A false positive reaction to urinary glucose may occur with copper reduction methods (Benedict's, Fehling's or Clinitest) but not with the use of specific glucose oxidase methods.
There is a potential for mezlocillin and azlocillin to reduce the clearance of cefotaxime.
4.6. Fertility, pregnancy and lactation
Pregnancy: Teratogenic Effects: Pregnancy Category B:
Reproduction studies have been performed in pregnant mice given C TAX injection intravenously at doses up to 1200 mg/kg/day (0.4 times the recommended human dose based on mg/m2) or in pregnant rats when administered intravenously at doses up to 1200 mg/kg/day (0.8 times the recommended human dose based on mg/m2). No evidence of embryotoxicity or teratogenicity was seen in these studies. Although cefotaxime has been reported to cross the placental barrier and appear in cord blood, the effect on the human fetus is not known.
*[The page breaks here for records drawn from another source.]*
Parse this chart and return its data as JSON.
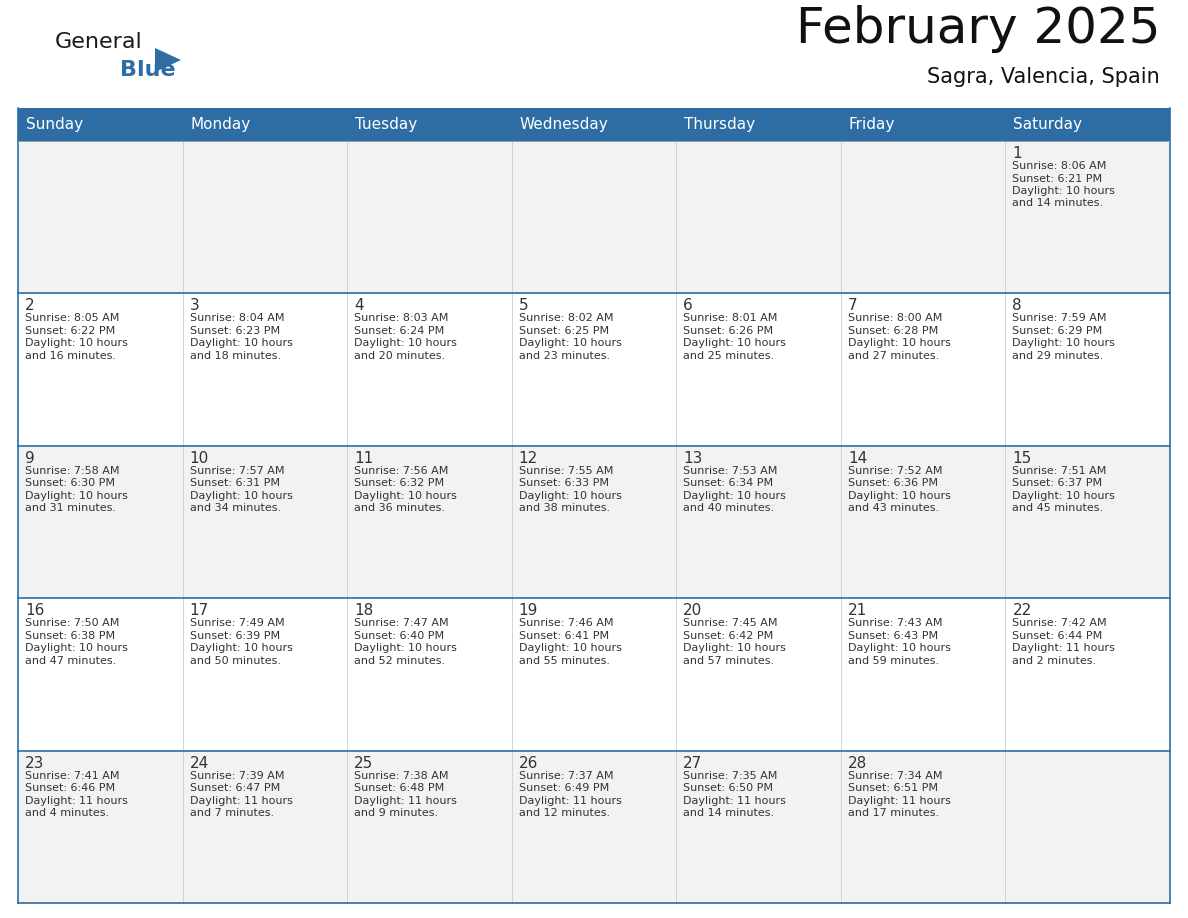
{
  "title": "February 2025",
  "subtitle": "Sagra, Valencia, Spain",
  "header_color": "#2E6DA4",
  "header_text_color": "#FFFFFF",
  "row_bg_even": "#F2F2F2",
  "row_bg_odd": "#FFFFFF",
  "border_color": "#2E6DA4",
  "text_color": "#333333",
  "divider_color": "#CCCCCC",
  "day_headers": [
    "Sunday",
    "Monday",
    "Tuesday",
    "Wednesday",
    "Thursday",
    "Friday",
    "Saturday"
  ],
  "logo_general_color": "#1a1a1a",
  "logo_blue_color": "#2E6DA4",
  "calendar_data": [
    [
      {
        "day": "",
        "info": ""
      },
      {
        "day": "",
        "info": ""
      },
      {
        "day": "",
        "info": ""
      },
      {
        "day": "",
        "info": ""
      },
      {
        "day": "",
        "info": ""
      },
      {
        "day": "",
        "info": ""
      },
      {
        "day": "1",
        "info": "Sunrise: 8:06 AM\nSunset: 6:21 PM\nDaylight: 10 hours\nand 14 minutes."
      }
    ],
    [
      {
        "day": "2",
        "info": "Sunrise: 8:05 AM\nSunset: 6:22 PM\nDaylight: 10 hours\nand 16 minutes."
      },
      {
        "day": "3",
        "info": "Sunrise: 8:04 AM\nSunset: 6:23 PM\nDaylight: 10 hours\nand 18 minutes."
      },
      {
        "day": "4",
        "info": "Sunrise: 8:03 AM\nSunset: 6:24 PM\nDaylight: 10 hours\nand 20 minutes."
      },
      {
        "day": "5",
        "info": "Sunrise: 8:02 AM\nSunset: 6:25 PM\nDaylight: 10 hours\nand 23 minutes."
      },
      {
        "day": "6",
        "info": "Sunrise: 8:01 AM\nSunset: 6:26 PM\nDaylight: 10 hours\nand 25 minutes."
      },
      {
        "day": "7",
        "info": "Sunrise: 8:00 AM\nSunset: 6:28 PM\nDaylight: 10 hours\nand 27 minutes."
      },
      {
        "day": "8",
        "info": "Sunrise: 7:59 AM\nSunset: 6:29 PM\nDaylight: 10 hours\nand 29 minutes."
      }
    ],
    [
      {
        "day": "9",
        "info": "Sunrise: 7:58 AM\nSunset: 6:30 PM\nDaylight: 10 hours\nand 31 minutes."
      },
      {
        "day": "10",
        "info": "Sunrise: 7:57 AM\nSunset: 6:31 PM\nDaylight: 10 hours\nand 34 minutes."
      },
      {
        "day": "11",
        "info": "Sunrise: 7:56 AM\nSunset: 6:32 PM\nDaylight: 10 hours\nand 36 minutes."
      },
      {
        "day": "12",
        "info": "Sunrise: 7:55 AM\nSunset: 6:33 PM\nDaylight: 10 hours\nand 38 minutes."
      },
      {
        "day": "13",
        "info": "Sunrise: 7:53 AM\nSunset: 6:34 PM\nDaylight: 10 hours\nand 40 minutes."
      },
      {
        "day": "14",
        "info": "Sunrise: 7:52 AM\nSunset: 6:36 PM\nDaylight: 10 hours\nand 43 minutes."
      },
      {
        "day": "15",
        "info": "Sunrise: 7:51 AM\nSunset: 6:37 PM\nDaylight: 10 hours\nand 45 minutes."
      }
    ],
    [
      {
        "day": "16",
        "info": "Sunrise: 7:50 AM\nSunset: 6:38 PM\nDaylight: 10 hours\nand 47 minutes."
      },
      {
        "day": "17",
        "info": "Sunrise: 7:49 AM\nSunset: 6:39 PM\nDaylight: 10 hours\nand 50 minutes."
      },
      {
        "day": "18",
        "info": "Sunrise: 7:47 AM\nSunset: 6:40 PM\nDaylight: 10 hours\nand 52 minutes."
      },
      {
        "day": "19",
        "info": "Sunrise: 7:46 AM\nSunset: 6:41 PM\nDaylight: 10 hours\nand 55 minutes."
      },
      {
        "day": "20",
        "info": "Sunrise: 7:45 AM\nSunset: 6:42 PM\nDaylight: 10 hours\nand 57 minutes."
      },
      {
        "day": "21",
        "info": "Sunrise: 7:43 AM\nSunset: 6:43 PM\nDaylight: 10 hours\nand 59 minutes."
      },
      {
        "day": "22",
        "info": "Sunrise: 7:42 AM\nSunset: 6:44 PM\nDaylight: 11 hours\nand 2 minutes."
      }
    ],
    [
      {
        "day": "23",
        "info": "Sunrise: 7:41 AM\nSunset: 6:46 PM\nDaylight: 11 hours\nand 4 minutes."
      },
      {
        "day": "24",
        "info": "Sunrise: 7:39 AM\nSunset: 6:47 PM\nDaylight: 11 hours\nand 7 minutes."
      },
      {
        "day": "25",
        "info": "Sunrise: 7:38 AM\nSunset: 6:48 PM\nDaylight: 11 hours\nand 9 minutes."
      },
      {
        "day": "26",
        "info": "Sunrise: 7:37 AM\nSunset: 6:49 PM\nDaylight: 11 hours\nand 12 minutes."
      },
      {
        "day": "27",
        "info": "Sunrise: 7:35 AM\nSunset: 6:50 PM\nDaylight: 11 hours\nand 14 minutes."
      },
      {
        "day": "28",
        "info": "Sunrise: 7:34 AM\nSunset: 6:51 PM\nDaylight: 11 hours\nand 17 minutes."
      },
      {
        "day": "",
        "info": ""
      }
    ]
  ]
}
There are no well-controlled studies in pregnant women. Because animal reproductive studies are not always predictive of human response, this drug should be used during pregnancy only if clearly needed.
Lactation: Cefotaxime passes into human breast milk in small amounts and is usually compatible with breast feeding, but careful monitoring of the infant is recommended. Effects on the physiological intestinal flora of the breast-fed infant leading to diarrhoea, colonisation by yeast-like fungi, and sensitisation of the infant cannot be excluded.
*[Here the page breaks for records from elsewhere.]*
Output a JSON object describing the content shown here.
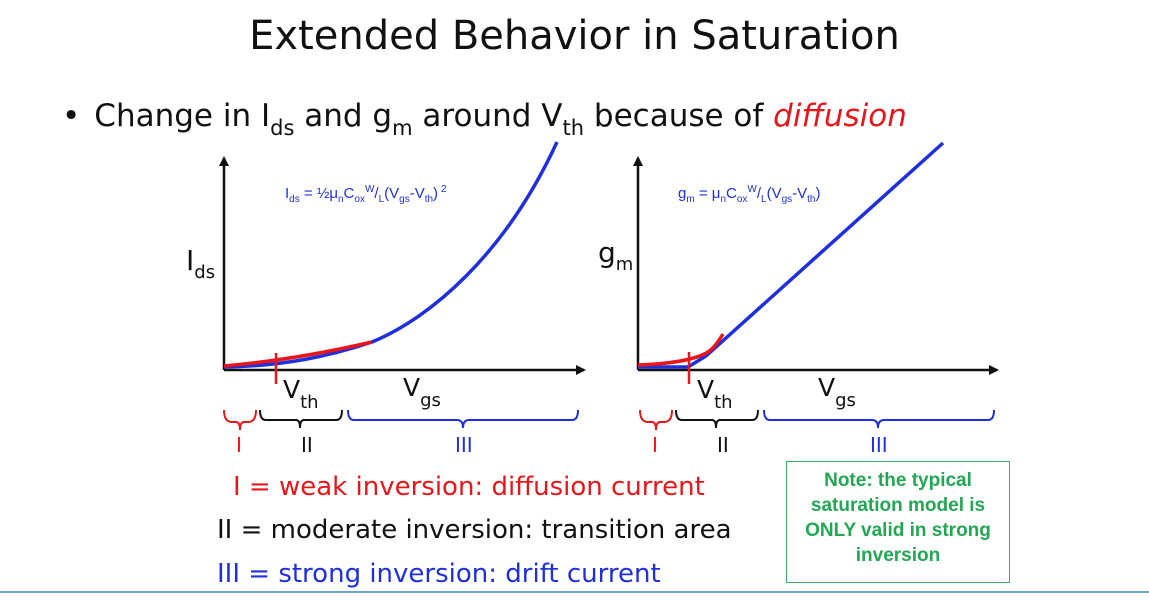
{
  "slide": {
    "title": "Extended Behavior in Saturation",
    "bullet": {
      "prefix": "Change in I",
      "ids_sub": "ds",
      "and": " and g",
      "gm_sub": "m",
      "around": " around V",
      "vth_sub": "th",
      "because": " because of ",
      "emphasis": "diffusion"
    }
  },
  "left_plot": {
    "y_label": "I",
    "y_label_sub": "ds",
    "equation_text": "I",
    "equation_parts": {
      "a": "I",
      "a_sub": "ds",
      "b": " = ½μ",
      "b_sub": "n",
      "c": "C",
      "c_sub": "ox",
      "d_sup": "W",
      "e": "/",
      "e_sub": "L",
      "f": "(V",
      "f_sub": "gs",
      "g": "-V",
      "g_sub": "th",
      "h": ")",
      "h_sup": "2"
    },
    "vth_label": "V",
    "vth_sub": "th",
    "vgs_label": "V",
    "vgs_sub": "gs",
    "regions": [
      "I",
      "II",
      "III"
    ]
  },
  "right_plot": {
    "y_label": "g",
    "y_label_sub": "m",
    "equation_parts": {
      "a": "g",
      "a_sub": "m",
      "b": " = μ",
      "b_sub": "n",
      "c": "C",
      "c_sub": "ox",
      "d_sup": "W",
      "e": "/",
      "e_sub": "L",
      "f": "(V",
      "f_sub": "gs",
      "g": "-V",
      "g_sub": "th",
      "h": ")"
    },
    "vth_label": "V",
    "vth_sub": "th",
    "vgs_label": "V",
    "vgs_sub": "gs",
    "regions": [
      "I",
      "II",
      "III"
    ]
  },
  "legend": {
    "weak": "I = weak inversion: diffusion current",
    "moderate": "II = moderate inversion: transition area",
    "strong": "III = strong inversion: drift current"
  },
  "note": "Note: the typical saturation model is ONLY valid in strong inversion",
  "colors": {
    "red": "#e8161b",
    "blue": "#1f2fdc",
    "black": "#111111",
    "green": "#22a853",
    "rule": "#6fa0d2"
  }
}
Therefore, a decision must be made whether to discontinue breast-feeding or to discontinue therapy taking into account the benefit of breast-feeding for the child and the benefit of therapy for the woman.
4.7. Effects on ability to drive and use machines
Cefotaxime has been associated with dizziness, which may affect the ability to drive or operate machinery. There is no evidence that cefotaxime directly impairs the ability to drive or to operate machines. High doses of cefotaxime, particularly in patients with renal insufficiency, may cause encephalopathy (e.g. impairment of consciousness, abnormal movements and convulsions). Patients should be advised not to drive or operate machinery if any such symptoms occur.
4.8.Undesirable effects

Jarisch-Herxheimer reaction
For the treatment of borreliosis, a Jarisch-Herxheimer reaction may develop during the first days of treatment.
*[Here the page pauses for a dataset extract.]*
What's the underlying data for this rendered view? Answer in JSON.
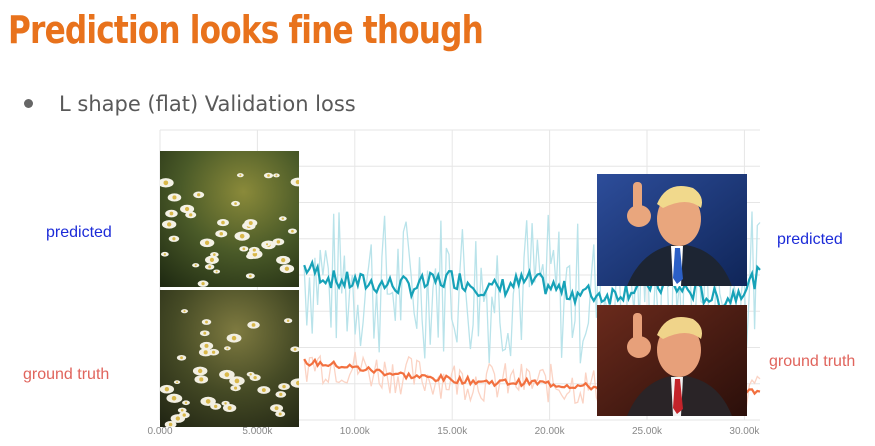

The occurrence of one or more of the following symptoms has been reported after several week's treatment of borreliosis: skin rash, itching, fever, leucopenia, increase in liver enzymes, difficulty of breathing, joint discomfort.
Hepatobiliary disorders
Increase in liver enzymes (ALAT, ASAT, LDH, gamma-GT and/or alkaline phosphatase) and/or bilirubin have been observed. These laboratory abnormalities may rarely exceed twice the upper limit of the normal range and elicit a pattern of liver injury, usually cholestatic and most often asymptomatic.
Reporting of suspected adverse reactions
Reporting suspected adverse reactions after authorisation of the medicinal product is important. It allows continued monitoring of the benefit/risk balance of the medicinal product. Healthcare professionals are asked to report any suspected adverse reactions
via email to: medico@zuventus.com
Website: Website: https://www.zuventus.com/drug-safety-reporting
By reporting side effects, you can help provide more information on the safety of this medicine.
4.9.Overdose
Symptoms of overdose may largely correspond to the profile of side effects. There is a risk of reversible encephalopathy in cases of administration of high doses of β – lactam antibiotics including cefotaxime.
In case of overdose, cefotaxime must be discontinued, and supportive treatment initiated, which includes measures to accelerate elimination, and symptomatic treatment of adverse reactions (e.g. convulsions). No specific antidote exists. Serum levels of cefotaxime may be reduced by peritoneal dialysis or haemodialysis.